The museum of ordinary things

Dave Hickey, Safe Vehicules for a Dying Planet. London, Ontario: Baseline Press, 2021, 60 copies.

Dave Hickey is a ruminator, a thought-chewer who has no interest in hurrying himself to the end of a poem.  He’ll take a subject—for example, the aptly-named “Ladder”—and see what he can make of it.  One might have one “planted in the garden” yet be “no plant at all.”  Rather than being of value for themselves, ladders are “purposeful” in allowing us to “climb their backs.”  But then a ladder can be a useful metaphor as well, the rungs a sort-of calendar for marking off the time until the day of his daughter’s birth.  There is the slight fear brought on by a swaying ladder, the dubious usefulness (in his opinion, not mine) of a kitchen stepladder, the relationship between a ladder and a narrow staircase.  “And so to stand on a ladder is // to ask a good question with yourself” the poet says and one might think that he’s found his ending but no, there is still a thought or two to chew over and then a nice return to that young daughter who “looks up, / her mind wide // with the branches of trees.”

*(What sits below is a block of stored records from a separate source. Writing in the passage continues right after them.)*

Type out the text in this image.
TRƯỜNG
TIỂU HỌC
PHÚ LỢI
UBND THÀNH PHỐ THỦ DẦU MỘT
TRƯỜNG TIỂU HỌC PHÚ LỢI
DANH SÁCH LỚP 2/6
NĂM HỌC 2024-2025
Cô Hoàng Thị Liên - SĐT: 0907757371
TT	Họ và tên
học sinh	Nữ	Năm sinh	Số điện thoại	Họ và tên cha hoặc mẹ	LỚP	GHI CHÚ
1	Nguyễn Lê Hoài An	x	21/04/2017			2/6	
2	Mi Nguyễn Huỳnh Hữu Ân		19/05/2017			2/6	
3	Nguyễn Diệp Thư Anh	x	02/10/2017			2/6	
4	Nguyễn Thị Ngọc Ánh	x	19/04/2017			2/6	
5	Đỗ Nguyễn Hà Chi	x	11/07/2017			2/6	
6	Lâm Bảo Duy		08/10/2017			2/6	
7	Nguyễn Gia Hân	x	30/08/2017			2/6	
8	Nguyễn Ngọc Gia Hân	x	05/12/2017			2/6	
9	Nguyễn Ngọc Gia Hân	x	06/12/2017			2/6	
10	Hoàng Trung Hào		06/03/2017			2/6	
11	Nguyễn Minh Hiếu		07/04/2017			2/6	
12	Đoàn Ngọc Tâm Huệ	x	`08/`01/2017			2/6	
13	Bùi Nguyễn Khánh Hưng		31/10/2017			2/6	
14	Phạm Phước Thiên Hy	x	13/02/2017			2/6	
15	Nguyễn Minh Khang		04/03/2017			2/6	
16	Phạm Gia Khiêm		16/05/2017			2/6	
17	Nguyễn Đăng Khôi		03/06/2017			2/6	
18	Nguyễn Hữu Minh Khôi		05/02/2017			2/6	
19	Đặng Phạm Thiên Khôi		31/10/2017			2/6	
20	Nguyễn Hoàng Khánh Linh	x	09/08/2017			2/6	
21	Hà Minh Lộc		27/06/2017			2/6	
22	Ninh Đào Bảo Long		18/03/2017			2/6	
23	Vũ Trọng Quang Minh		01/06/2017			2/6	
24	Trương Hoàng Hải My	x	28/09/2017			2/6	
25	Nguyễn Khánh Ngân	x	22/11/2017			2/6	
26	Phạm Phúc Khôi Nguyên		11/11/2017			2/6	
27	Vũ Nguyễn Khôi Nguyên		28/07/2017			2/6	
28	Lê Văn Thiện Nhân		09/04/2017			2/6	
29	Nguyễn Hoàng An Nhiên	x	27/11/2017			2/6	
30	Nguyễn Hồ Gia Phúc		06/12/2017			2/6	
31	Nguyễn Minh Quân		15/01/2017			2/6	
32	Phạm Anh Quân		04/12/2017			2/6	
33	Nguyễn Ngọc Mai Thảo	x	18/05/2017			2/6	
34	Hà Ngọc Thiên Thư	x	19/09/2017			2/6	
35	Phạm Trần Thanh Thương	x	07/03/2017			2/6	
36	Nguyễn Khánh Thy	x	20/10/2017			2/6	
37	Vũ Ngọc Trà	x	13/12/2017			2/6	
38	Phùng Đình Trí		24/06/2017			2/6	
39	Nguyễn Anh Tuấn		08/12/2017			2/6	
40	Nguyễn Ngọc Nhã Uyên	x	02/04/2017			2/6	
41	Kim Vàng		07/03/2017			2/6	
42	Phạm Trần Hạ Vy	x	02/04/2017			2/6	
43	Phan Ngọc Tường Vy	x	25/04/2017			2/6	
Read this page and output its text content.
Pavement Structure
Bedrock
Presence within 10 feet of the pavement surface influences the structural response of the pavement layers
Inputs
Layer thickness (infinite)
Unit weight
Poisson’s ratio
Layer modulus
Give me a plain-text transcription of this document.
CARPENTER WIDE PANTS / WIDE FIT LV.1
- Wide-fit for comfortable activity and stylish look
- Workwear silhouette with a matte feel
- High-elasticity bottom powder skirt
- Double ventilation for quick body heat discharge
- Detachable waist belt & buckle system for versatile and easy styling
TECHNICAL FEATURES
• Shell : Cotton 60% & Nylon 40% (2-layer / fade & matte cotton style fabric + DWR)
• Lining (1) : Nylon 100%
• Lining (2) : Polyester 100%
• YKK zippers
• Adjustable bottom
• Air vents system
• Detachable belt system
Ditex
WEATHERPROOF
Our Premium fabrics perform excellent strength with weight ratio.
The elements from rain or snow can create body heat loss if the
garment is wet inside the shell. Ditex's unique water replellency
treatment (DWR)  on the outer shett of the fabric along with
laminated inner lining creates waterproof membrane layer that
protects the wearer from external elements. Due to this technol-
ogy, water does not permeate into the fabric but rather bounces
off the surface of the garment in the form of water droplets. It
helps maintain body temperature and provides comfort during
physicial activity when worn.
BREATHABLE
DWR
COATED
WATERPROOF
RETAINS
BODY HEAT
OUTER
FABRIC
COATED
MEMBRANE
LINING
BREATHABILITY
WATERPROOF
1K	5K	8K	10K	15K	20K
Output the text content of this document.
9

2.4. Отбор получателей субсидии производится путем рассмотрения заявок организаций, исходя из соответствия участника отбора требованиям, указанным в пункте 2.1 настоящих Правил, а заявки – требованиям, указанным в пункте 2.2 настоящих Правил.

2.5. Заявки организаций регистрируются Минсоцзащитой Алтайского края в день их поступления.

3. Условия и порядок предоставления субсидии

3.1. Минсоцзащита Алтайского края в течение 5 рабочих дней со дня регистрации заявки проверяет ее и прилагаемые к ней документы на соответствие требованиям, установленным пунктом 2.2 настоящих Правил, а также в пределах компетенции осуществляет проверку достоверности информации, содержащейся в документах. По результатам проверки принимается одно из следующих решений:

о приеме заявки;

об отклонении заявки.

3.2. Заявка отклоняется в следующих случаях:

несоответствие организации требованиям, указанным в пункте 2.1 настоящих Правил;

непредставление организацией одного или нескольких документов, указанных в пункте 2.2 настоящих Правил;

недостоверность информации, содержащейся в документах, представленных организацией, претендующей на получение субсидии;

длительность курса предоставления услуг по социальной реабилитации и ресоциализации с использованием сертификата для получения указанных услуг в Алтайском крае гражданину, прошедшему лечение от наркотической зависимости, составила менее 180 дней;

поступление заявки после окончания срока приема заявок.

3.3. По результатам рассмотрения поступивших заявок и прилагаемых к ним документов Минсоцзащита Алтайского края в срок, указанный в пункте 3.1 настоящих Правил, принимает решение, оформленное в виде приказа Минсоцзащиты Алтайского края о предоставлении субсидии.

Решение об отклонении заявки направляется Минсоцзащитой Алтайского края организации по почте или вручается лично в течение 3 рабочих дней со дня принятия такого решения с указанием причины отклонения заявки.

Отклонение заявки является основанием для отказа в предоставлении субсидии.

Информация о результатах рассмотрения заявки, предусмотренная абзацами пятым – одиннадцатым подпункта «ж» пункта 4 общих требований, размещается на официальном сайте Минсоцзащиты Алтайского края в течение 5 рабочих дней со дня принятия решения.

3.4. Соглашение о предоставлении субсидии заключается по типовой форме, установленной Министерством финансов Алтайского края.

It isn’t surprising that Hickey likes a long line.  He shuns the use of empty space, the short, broken phrase, the single word floating on white paper.  It’s not ecstasy that he’s going for but something more quietly reflective and rational.  How else will he come to the conclusion that a hammock is a “Public monument to rest” that belongs in the “museum of ordinary things”? How else will he bring in his natural sense of humour in a poem such as “Umbilical”:

But what about things better left unbroken?

What about the traffic that speeds over a bridge

In a foreign city as a rainstorm approaches?

Bucharest, maybe?  Have you been? Am I

Stalling? Are you? What kind of question

is that, anyway?  How sharp are these scissors?

Who invented them? The scissors, I mean?

Can Dr. Scissors and I have a few words?

As can be seen from the above two-line stanzas (I have failed to put in the proper spacing), these poems don’t always have the reflective quality of a man leaning on a barn door with a stem of grass in the side of his mouth.  For every poem about “Sod” there’s another that somehow manages to combine that more leisurely style with an anxious energy.  It might be simply the need to “watch so your daughter won’t trip into the ditch / as you move up the trail, and keep her close that that when cyclists approach at unnerving speeds you can still reach out and pull her back”.  This from a poem (“Beehive”) that also insists “I want to be more present, you say to yourself,” invoking that tricky second person voice and showing the poet’s success and failure at the same time.  Unless a seeming uncontrollable talent for free-associating actually is a form of being present.

 These highly accomplished and readable poems perform a sort of high-wire balancing act, being particular and universal, thoughtful and near-panicky all at the same time.  There is an evocative image in a poem called “Tarp” of the poet wearing “a thought over my head until it catches the wind”.  I definitely want to be standing in that same field, seeing what the wind brings.